I say no. And here’s why.
I was talking with an agent friend of mine who remarked about how Twitter has broken up some of the cliques that have been present at RWA in the past. Now as a relative RWA newbie (I’ve been to 3 conferences) I have no point of reference. But I can tell you that Twitter has paid huge dividends for me as far as making conversation. I (hope) I was able to have relatively competent and coherent conversations at RWA about publishing and the industry because I paid attention to the latest news in the publishing world.
So while that did not necessarily translate into sales, I definitely got something out of my time on Twitter.
But when we maybe we’re not talking about the social networks and the amount of time people spend on it. Maybe we’re talking about what makes books take off and why this book sparks and that one doesn’t. Why *did* 50 Shades of Grey go viral when others did not. Why is the USA Today chart burning up with books that were NOT produced by New York.
One editor I spoke to at RWA suggested that people no longer care about quality. That the glut of badly written books has simply lowered expectations. If readers no longer care, why should New York?

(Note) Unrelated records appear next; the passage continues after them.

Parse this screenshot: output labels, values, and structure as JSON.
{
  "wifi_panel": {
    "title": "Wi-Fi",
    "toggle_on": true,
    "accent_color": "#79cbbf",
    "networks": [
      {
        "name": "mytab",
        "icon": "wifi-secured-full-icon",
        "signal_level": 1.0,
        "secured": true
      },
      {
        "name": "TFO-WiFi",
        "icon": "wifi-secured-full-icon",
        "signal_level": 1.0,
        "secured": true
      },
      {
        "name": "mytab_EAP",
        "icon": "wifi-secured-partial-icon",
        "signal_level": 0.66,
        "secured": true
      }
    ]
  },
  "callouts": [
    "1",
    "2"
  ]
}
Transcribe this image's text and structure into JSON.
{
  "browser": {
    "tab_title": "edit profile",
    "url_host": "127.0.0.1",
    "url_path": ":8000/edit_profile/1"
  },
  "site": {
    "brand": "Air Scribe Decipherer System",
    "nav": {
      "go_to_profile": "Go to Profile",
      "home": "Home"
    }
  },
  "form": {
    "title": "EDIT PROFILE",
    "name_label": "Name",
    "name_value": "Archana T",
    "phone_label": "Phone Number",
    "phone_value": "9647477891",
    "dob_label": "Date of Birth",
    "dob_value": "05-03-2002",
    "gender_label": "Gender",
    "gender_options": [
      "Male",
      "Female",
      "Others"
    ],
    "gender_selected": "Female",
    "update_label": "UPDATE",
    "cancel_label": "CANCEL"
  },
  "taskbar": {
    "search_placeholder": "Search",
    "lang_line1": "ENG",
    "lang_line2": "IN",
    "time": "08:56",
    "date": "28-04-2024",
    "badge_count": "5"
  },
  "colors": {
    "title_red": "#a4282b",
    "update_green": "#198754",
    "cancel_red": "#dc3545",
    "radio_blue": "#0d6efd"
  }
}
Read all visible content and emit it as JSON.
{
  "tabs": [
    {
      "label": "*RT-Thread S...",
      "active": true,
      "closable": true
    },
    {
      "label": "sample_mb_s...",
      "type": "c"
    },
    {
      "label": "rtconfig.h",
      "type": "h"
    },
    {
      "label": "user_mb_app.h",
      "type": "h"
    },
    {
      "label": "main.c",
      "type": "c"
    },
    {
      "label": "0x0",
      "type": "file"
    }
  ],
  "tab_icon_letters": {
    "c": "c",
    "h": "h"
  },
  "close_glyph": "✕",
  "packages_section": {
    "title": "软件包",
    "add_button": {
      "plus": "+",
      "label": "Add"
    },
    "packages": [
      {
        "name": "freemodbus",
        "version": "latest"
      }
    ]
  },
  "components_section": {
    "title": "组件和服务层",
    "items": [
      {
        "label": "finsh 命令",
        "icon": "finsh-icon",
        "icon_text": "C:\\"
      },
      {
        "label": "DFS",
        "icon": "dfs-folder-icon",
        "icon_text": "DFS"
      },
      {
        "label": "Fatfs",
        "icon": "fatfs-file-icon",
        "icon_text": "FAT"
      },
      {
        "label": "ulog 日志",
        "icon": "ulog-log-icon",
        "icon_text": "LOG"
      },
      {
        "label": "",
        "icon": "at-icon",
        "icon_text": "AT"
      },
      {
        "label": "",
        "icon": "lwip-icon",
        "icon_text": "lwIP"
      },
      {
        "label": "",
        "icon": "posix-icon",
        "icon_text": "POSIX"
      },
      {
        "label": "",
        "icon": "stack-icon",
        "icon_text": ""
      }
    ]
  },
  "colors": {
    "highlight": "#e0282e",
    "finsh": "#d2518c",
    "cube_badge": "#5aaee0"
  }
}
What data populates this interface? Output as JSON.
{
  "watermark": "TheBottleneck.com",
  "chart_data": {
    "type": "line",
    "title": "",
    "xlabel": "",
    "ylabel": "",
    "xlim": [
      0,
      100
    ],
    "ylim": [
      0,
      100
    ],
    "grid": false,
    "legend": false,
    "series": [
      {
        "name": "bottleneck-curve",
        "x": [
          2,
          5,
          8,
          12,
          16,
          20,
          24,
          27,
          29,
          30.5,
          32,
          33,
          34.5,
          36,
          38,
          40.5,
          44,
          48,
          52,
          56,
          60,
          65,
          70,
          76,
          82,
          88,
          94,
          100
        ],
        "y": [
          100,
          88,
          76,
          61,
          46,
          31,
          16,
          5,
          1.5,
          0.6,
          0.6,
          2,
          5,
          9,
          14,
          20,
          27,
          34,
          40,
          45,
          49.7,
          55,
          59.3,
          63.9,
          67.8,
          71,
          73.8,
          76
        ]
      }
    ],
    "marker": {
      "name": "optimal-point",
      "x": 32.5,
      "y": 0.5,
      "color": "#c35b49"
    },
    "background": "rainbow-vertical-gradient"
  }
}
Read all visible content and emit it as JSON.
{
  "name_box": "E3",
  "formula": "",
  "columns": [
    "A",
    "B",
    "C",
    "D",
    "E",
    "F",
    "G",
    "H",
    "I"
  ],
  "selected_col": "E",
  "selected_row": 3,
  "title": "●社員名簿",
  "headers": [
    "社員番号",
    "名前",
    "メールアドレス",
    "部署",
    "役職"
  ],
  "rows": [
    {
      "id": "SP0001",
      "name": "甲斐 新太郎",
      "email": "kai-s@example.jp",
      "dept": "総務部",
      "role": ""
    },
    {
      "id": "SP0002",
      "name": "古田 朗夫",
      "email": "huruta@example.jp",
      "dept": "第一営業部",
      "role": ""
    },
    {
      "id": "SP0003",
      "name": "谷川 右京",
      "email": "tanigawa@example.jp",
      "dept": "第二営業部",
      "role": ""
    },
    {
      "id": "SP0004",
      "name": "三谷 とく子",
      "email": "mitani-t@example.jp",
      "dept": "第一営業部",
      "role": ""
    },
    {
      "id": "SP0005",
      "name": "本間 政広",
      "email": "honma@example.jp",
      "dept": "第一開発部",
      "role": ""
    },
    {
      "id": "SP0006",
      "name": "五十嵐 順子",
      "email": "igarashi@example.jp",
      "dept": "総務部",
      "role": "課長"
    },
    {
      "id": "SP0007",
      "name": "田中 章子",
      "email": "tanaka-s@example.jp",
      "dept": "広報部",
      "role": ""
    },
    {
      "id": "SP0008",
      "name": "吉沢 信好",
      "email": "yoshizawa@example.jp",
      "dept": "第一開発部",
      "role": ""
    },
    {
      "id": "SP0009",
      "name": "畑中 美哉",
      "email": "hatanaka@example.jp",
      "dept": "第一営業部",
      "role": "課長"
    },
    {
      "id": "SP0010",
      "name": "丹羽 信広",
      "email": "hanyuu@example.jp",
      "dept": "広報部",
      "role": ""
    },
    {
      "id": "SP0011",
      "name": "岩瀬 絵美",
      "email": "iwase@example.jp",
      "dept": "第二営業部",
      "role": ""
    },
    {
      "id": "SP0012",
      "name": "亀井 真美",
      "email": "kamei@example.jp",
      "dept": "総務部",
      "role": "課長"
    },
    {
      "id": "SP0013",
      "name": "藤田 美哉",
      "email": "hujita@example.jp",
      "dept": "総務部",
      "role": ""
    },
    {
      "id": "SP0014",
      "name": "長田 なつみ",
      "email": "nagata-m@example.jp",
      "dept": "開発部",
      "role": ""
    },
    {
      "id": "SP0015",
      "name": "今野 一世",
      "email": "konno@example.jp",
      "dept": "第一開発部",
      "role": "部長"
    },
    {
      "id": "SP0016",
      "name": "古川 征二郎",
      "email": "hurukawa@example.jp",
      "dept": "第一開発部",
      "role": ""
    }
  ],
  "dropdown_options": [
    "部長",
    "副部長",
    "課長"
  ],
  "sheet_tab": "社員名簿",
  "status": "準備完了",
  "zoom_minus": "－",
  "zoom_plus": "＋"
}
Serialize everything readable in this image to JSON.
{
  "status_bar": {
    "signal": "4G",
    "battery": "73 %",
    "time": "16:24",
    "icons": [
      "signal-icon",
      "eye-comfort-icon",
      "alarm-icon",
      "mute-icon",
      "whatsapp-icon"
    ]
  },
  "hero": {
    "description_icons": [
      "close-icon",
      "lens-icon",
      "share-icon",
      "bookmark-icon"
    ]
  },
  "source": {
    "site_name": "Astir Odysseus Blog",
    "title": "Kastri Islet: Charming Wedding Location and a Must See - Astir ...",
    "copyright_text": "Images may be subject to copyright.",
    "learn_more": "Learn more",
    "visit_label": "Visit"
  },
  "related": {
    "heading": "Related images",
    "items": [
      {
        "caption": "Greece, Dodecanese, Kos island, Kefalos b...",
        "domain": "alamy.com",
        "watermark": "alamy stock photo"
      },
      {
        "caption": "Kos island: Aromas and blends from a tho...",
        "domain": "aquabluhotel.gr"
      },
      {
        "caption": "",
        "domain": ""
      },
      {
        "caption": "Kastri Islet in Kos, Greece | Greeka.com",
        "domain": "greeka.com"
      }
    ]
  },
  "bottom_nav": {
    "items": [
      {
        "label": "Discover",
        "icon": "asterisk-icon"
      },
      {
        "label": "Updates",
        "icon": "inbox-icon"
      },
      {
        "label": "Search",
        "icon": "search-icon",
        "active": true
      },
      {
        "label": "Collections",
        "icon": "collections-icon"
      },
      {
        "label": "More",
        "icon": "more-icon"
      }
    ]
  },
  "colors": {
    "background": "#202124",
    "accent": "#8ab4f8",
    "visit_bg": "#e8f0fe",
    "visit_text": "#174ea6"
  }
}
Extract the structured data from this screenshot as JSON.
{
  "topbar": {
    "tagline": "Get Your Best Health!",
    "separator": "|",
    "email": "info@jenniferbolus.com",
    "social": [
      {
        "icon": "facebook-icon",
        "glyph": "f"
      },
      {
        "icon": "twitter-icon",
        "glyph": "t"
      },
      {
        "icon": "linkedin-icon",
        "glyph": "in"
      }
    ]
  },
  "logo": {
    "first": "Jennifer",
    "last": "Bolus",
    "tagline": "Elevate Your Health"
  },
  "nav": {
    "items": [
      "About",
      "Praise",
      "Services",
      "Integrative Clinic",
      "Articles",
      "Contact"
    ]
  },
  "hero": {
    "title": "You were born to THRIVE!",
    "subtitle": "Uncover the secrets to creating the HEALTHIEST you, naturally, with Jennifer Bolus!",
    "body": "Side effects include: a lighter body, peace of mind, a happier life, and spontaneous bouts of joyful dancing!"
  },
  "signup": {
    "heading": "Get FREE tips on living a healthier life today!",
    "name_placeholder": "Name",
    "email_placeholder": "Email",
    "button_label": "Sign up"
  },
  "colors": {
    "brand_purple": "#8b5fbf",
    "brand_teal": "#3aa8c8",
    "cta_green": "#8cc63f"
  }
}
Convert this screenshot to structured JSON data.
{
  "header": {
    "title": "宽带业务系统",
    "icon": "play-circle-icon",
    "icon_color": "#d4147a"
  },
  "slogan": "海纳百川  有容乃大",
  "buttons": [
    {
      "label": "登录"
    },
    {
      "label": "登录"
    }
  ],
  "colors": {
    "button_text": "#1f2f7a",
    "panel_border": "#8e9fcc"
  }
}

Maybe the rush to chase the tail of the dragon, that magic formula if you will, should not be about why this goes viral or that goes viral. Maybe the e publishing phenomenon is about trying to beat the Walmart of the Internet. No one has a better pulse on what readers are BUYING than Amazon. Not Facebook, not BN. Amazon.
And yet, a book hitting the Amazon bestseller list may not crack any lists any other place. Why not?
Maybe the way that publishing beats WalMart and beats the race to the bottom of cheap crap is by publishing quality. Maybe they can speed up their processes a little bit.
Or maybe the buyer of the $.99 erotica novel is NOT the market for the $7.99 paperback. Maybe, instead of trying to out Walmart Walmart, publishing needs to think outside the box. Look at what is working for epublished authors. Figure out how to get books to market faster. Figure out how to engage – really engage – with readers.
Maybe there is a social bubble and maybe there isn’t. But publishers and authors need to figure out how to build relationships. Because at the end of the day, THAT is the only reason to be on these networks. If you’re not there for that reason, people will know. Maybe that’s why we tweet about our cats. Or in my case, our hamsters.